Inwazyjne chwasty jako źródło biomasy na cele energetyczne

5 godzin temu

W Australii znaleziono sposób na to, by pozbyć się problemu, a choćby na nim zarobić. Naukowcy z University of Queensland przetworzą inwazyjne chwasty na pellet, czyli źródło energii dla lokalnych domów i biznesu.

Pomysł naukowców rozwiązuje problem zaburzania bioróżnorodności przez inwazyjne rośliny i poszukiwania źródeł zielonej energii dla miasta.

Potencjał skryty w inwazyjnych roślinach

Na uczelni Queensland Alliance for Agriculture and Food Innovation (QAAFI) grupa badaczy przeanalizowała 15 gatunków inwazyjnych roślin zebranych w pobliżu Ipswich w południowo-wschodniej części Queensland. Szczególnym potencjałem energetycznym wyróżniły się szparagi pnące i psianka brazylijska.

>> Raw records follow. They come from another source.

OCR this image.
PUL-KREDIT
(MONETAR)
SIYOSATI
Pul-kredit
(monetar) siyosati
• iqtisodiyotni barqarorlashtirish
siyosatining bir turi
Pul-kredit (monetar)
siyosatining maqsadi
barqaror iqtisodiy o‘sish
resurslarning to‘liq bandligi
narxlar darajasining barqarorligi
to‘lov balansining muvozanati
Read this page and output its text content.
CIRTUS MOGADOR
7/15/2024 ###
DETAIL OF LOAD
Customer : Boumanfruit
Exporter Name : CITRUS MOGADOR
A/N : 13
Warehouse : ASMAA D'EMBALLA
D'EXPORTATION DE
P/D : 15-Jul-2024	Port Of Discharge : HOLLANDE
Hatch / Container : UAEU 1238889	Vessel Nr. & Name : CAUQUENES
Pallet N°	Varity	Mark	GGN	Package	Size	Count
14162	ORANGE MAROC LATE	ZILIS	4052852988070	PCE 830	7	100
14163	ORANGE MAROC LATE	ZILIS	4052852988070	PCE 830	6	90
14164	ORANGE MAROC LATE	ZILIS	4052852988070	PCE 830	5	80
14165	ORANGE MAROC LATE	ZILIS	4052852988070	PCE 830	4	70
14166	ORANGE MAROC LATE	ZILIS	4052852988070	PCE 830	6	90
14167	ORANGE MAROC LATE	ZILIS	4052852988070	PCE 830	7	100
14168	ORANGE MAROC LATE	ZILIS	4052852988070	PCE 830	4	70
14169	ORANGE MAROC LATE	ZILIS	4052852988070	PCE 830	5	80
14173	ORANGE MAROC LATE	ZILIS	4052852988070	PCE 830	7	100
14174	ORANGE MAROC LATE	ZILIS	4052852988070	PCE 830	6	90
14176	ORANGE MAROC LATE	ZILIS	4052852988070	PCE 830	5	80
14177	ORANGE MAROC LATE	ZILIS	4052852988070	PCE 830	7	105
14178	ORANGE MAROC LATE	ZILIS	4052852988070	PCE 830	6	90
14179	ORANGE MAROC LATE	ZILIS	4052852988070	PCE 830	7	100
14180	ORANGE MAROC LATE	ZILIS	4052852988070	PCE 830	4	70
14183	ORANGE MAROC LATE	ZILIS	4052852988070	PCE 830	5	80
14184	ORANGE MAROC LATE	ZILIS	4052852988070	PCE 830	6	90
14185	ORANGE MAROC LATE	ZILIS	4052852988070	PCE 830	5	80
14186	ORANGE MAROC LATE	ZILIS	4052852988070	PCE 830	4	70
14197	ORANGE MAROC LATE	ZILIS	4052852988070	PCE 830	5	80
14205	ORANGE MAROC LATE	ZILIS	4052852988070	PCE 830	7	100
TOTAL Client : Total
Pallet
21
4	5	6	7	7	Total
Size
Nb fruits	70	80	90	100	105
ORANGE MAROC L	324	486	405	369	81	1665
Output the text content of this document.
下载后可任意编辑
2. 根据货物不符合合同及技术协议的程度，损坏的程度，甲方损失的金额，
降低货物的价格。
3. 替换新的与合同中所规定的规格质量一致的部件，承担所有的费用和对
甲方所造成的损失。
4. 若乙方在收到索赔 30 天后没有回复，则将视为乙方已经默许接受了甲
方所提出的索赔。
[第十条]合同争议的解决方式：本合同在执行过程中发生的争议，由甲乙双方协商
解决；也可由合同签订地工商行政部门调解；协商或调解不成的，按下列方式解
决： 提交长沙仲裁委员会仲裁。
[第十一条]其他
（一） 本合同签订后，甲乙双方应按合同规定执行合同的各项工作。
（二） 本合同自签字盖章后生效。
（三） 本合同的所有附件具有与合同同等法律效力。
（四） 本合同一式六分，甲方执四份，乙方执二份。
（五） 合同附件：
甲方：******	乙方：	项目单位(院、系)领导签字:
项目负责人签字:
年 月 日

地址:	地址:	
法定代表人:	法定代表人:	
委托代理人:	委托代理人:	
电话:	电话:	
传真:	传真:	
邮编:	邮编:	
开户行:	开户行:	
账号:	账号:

Czytaj też: Było wysypisko, będzie fotowoltaika

– Historycznie rynek pelletu opierał się na biomasie leśnej, jednak w Australii granulat drzewny nie jest uznawany za OZE. Dlatego pojawiła się potrzeba poszukiwania alternatywnego źródła biomasy, które pozwoliłoby produkować wysokiej jakości pellet – wyjaśnia dr Bruno de Almeida Moreira z QAAFI. – Te chwasty zawierają 25% ligniny, która jest kluczowym składnikiem w produkcji pelletu o rynkowej jakości – dodaje.

W Australii surowcem do produkcji pelletu mogą być odpady drzewne i drewno pochodzące z recyklingu. Ich wykorzystanie wymaga zatwierdzenia przez federalny organ regulacyjny ds. czystej energii.

Głównym zadaniem naukowców jest dopracowanie składu granulatu w taki sposób, by jego wilgotność i zawartość minerałów pozwalały na efektywne spalanie w domowych i przemysłowych kotłach.

Wyniki badań zostały opublikowane w czasopiśmie „Sustainable Energy Technologies and Assessments”.

Biomasa odpadowa z dofinansowaniem rządowym

W badania zaangażował się startup WorkEco z siedzibą w Ipswich. Projekt uzyskał też wsparcie w formie dotacji z funduszu Strategic University Reform Fund (SURF) rządu australijskiego.

– […] Australijska Agencja Energii Odnawialnej prognozuje, iż do 2050 r. bioenergia może zaspokajać 20% zapotrzebowania Australii – mówi dr Sudhir Yadav, kierownik laboratorium AgriSustain na Uniwersytecie Queensland. – To ambitny cel, ale dzięki odpowiednim technologiom jest on osiągalny – stwierdza.

Czytaj też: Drewno będzie surowcem strategicznym

Zespół wziął pod lupę także potencjał biomasy agro, czyli resztek pożniwnych, słomy czy odchodów zwierzęcych. Prowadzone są też szacunki dotyczące potencjału odpadów zielonych zbieranych na terenie gmin.

– Te prace mogą przynieść dochód start-upom i rozwiązać problemy lokalnych samorządów związane z odpadami, ale co najważniejsze – zmniejszyć obciążenie dla środowiska – ocenia dr Yadav.

Jak podkreślają naukowcy – największe wyzwanie to osiągnięcie konkurencji cenowej w porównaniu do przemysłu paliw kopalnych. Zwłaszcza, iż przez ostatnie 100 lat ten sektor korzystał z dotacji i posiada już wydajną infrastrukturę.